The Gospel Story in Conversation with Kendrick Lamar

A little while ago, I took my three-year old daughter to a story time at our local library. The librarian leading the story time began by encouraging all of us parents to regularly read stories to our children. Reading is undoubtedly beneficial for child development, and it’s good advice. However, in a broader sense, all of us, not just our children, are regularly exposed to stories. These stories are being told to us through the people we are regularly around, the media we engage with and consume, and the places in which we spend most of our time. In these stories we hear different views on what matters most in life, what we should give our time and attention to, and how best to live our lives. 

The gospel, of course, is also a story. The Bible communicates the story of gospel in a way that shows it to be over and above all the stories that the people, media, and places around us are telling us. Sometimes the gospel will affirm what is being said in these stories. Sometimes it will critique. Always it will call for us to see how the gospel is ultimately the one true story that best and most fully reveals reality and how best way to live within that reality. 

This framework, sometimes referred to as contextualization, is helpful for us as we consider and evaluate what is being said through popular mediums like television, film, and music. We should ask ourselves when consuming content from these mediums what stories about the world they are telling, what are the primary messages and values highlighted within these stories, and how the gospel helps us best interpret and guide us through all of it. 

Let’s try this out with one of the most gifted musical artists we have right now, Kendrick Lamar, and in particular by taking another look at his memorable Super Bowl halftime show from last year. 

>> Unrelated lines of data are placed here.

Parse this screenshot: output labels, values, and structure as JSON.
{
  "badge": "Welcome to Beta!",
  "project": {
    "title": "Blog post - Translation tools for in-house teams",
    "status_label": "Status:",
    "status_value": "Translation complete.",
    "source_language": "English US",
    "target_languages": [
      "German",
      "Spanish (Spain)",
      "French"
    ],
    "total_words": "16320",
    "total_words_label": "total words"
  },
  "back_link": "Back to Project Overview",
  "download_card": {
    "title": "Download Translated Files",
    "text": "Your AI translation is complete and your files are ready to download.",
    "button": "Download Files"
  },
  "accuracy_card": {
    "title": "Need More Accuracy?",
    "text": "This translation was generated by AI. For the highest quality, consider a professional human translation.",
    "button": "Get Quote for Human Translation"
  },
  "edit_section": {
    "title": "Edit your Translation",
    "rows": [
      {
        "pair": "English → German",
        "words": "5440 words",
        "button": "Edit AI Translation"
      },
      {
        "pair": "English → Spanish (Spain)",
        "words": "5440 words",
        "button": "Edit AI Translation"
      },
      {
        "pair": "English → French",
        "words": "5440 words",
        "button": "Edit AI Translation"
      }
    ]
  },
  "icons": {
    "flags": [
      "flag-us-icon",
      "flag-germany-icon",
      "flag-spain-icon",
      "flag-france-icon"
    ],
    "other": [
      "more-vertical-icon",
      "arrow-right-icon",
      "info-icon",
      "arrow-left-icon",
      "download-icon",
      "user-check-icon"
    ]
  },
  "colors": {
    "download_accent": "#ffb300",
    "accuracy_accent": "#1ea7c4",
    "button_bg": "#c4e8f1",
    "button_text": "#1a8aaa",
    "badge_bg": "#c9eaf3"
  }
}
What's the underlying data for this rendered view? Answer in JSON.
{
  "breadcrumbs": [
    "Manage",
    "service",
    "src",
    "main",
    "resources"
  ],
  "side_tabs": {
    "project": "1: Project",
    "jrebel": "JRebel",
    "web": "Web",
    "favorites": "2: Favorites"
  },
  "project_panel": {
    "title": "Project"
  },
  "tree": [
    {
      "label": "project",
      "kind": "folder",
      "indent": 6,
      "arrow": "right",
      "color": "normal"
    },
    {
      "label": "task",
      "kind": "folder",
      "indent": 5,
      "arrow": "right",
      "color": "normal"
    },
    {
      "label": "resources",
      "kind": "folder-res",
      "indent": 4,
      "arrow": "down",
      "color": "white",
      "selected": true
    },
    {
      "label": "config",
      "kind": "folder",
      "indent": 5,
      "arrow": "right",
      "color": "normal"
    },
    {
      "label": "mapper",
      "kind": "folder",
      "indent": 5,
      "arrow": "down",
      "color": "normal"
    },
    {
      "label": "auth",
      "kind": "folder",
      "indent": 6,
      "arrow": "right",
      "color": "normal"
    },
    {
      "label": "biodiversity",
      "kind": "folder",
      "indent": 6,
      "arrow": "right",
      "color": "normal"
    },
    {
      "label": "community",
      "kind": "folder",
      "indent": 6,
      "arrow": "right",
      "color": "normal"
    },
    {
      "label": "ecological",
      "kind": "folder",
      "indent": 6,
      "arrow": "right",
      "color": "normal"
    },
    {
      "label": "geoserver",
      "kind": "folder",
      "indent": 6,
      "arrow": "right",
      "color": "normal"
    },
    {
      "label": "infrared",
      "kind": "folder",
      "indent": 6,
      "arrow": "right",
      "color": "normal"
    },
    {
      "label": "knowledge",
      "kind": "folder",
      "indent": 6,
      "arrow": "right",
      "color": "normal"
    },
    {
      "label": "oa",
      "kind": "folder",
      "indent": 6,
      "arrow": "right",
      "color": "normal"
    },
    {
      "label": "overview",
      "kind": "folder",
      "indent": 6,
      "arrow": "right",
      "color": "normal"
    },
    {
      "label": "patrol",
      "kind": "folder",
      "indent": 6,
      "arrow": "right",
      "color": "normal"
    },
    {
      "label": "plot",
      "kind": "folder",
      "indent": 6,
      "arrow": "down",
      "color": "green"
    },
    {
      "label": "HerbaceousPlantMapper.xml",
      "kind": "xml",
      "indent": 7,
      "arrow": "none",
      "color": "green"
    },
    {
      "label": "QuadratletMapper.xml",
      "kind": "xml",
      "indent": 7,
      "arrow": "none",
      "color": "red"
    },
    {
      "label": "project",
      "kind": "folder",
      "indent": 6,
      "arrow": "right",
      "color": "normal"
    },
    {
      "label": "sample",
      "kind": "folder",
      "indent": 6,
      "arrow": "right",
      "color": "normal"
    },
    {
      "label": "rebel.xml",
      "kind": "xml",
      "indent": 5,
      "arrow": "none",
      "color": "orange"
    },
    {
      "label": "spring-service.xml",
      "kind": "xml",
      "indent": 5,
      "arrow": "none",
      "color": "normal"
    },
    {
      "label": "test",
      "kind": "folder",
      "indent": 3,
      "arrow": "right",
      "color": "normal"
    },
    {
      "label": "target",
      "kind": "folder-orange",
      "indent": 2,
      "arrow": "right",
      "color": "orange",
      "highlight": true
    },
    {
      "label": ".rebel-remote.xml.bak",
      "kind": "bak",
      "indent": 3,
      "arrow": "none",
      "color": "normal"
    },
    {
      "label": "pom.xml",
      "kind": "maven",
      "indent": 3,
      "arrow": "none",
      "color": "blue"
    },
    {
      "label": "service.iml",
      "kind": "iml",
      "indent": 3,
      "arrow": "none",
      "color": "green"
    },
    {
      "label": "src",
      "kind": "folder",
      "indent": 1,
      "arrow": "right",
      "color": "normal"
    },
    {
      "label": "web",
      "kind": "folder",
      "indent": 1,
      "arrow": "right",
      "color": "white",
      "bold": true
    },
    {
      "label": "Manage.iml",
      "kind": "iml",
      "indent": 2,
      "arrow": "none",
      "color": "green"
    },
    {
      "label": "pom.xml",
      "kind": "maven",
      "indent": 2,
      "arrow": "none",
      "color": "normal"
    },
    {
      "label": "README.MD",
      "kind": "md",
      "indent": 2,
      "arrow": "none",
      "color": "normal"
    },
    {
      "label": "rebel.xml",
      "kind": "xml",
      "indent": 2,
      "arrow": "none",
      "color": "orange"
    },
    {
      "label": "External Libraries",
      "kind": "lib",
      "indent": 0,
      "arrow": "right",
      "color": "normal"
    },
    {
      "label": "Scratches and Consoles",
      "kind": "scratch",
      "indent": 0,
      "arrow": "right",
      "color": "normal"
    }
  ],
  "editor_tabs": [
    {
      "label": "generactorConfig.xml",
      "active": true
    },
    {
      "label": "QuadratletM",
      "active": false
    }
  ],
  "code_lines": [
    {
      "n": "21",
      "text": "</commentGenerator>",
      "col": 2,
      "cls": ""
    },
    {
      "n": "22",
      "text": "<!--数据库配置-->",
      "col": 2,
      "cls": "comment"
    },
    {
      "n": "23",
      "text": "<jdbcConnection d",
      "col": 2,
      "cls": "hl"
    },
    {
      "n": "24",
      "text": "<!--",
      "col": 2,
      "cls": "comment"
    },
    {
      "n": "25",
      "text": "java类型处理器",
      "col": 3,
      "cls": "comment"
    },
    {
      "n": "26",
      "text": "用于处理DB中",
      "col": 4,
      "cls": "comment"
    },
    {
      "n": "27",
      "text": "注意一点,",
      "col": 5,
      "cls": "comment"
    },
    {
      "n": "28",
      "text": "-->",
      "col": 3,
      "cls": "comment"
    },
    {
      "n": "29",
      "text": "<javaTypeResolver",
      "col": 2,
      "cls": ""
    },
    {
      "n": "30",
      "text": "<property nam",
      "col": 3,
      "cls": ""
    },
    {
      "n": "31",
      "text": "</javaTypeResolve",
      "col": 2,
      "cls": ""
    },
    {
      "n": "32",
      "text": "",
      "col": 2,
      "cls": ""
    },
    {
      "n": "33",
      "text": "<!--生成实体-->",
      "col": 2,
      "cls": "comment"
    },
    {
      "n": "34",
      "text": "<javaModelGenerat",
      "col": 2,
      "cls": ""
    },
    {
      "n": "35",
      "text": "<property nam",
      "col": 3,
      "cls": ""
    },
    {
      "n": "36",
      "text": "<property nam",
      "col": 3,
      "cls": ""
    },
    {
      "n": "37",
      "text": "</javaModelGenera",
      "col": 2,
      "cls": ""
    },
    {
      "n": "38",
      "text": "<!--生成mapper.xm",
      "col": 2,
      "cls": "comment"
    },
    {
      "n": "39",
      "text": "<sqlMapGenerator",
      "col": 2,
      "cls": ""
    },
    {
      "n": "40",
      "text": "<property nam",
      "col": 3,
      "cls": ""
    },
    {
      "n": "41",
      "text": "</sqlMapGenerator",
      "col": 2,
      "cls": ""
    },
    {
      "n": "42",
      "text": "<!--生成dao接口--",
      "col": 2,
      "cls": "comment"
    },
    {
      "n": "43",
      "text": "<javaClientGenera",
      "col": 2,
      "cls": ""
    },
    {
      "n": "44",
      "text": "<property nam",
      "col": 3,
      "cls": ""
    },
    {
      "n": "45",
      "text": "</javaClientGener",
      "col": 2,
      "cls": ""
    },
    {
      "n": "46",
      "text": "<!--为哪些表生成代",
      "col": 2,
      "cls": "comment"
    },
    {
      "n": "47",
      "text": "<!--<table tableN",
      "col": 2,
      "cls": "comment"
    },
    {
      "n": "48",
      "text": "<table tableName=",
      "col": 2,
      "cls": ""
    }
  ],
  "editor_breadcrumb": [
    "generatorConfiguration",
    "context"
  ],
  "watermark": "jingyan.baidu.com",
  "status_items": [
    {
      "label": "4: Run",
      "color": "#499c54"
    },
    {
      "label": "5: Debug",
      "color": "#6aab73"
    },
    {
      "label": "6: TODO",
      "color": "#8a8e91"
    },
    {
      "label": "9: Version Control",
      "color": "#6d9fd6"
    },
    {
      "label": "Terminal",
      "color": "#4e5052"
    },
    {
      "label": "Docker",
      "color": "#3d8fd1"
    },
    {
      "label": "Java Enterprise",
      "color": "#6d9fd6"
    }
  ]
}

For those unfamiliar with him, Lamar is rightly considered one of the best rap artists alive right now. He’s won multiple Grammy Awards, as well as the Pulitzer Prize for music. He’s especially known for the storytelling in his lyrics and his creativity in communicating significant ideas and messages.

All his talent and creativity were on display in that halftime show. Lamar was deliberate in his choices and choreography, telling a story of celebration, struggle, confrontation, defiance, and victory. Within his performance, two messages stood out to me. These messages are prevalent in popular culture and mass media. Lamar shared these messages, naming the tensions and offering his solutions. I want to demonstrate how from the Christian perspective, the gospel is best at interpreting and understanding these messages. The gospel is uniquely able to recognize and affirm the truths in these messages. The gospel ultimately provides the most satisfying answers to the questions and concerns they raise.  

We need change and we need it now

At the beginning of his performance, Lamar says, “The revolution about to be televised. You picked the right time but the wrong guy." 

This begs the question, who is the “wrong guy” he is referring to? It could be President Trump, who was in attendance at last year’s Superbowl. Or it could be that Lamar was referring to himself. 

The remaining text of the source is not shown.